Cross-field transport and pitch-angle anisotropy of solar energetic particles in MHD turbulence

TL;DR

This paper investigates how solar energetic particles spread in the heliosphere, focusing on the effects of pitch-angle anisotropy and different MHD turbulence models, revealing a new scaling law for particle drift.

Contribution

It introduces a novel calculation of particle drift considering pitch-angle dependence in two turbulence models, challenging previous assumptions.

Findings

Drift scales as (1-μ^2)^2 with pitch-angle cosine μ.

Results differ from previous models of SEP transport.
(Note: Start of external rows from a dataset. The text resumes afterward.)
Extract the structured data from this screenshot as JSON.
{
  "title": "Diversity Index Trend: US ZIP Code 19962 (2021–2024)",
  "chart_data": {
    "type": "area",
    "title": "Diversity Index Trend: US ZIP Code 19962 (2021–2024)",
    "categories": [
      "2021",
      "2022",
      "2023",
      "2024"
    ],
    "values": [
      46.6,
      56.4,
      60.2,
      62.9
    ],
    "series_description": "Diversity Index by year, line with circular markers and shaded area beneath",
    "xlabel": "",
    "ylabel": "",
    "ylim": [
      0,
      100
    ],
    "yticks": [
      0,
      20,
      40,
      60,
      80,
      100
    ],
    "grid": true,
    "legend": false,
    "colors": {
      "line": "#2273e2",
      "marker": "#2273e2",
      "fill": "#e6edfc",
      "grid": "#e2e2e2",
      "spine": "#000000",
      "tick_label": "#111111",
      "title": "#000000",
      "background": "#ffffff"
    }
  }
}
Implications for improved heliospheric propagation models.

Abstract

Recent modelling of solar energetic particles (SEPs) propagation through the heliospheric turbulence, also discussed in this workshop, has investigated the role of the pitch-angle scattering and the perpendicular transport in spreading particles in heliolongitude, as shown by multi-spacecraft measurements (STEREO A/B, ACE, SOHO, etc.) at 1 AU in various energy ranges. In some events the first-order pitch-angle anisotropy of the particles distribution is not-negligible. We calculate the average perpendicular displacement due to the gradient/curvature drift in an inhomogeneous turbulence accounting for pitch-angle dependence for two MHD turbulence models: (a) 3-D isotropic, (b) anisotropic as conjectured by Goldreich-Sridhar. We find in both cases that the drift scales as $(1-\mu^2)^2$ with the cosine of pitch-angle $\mu$, in contrast with previous models for transport of SEPs. This result can impact the models of propagation of SEPs through the heliosphere.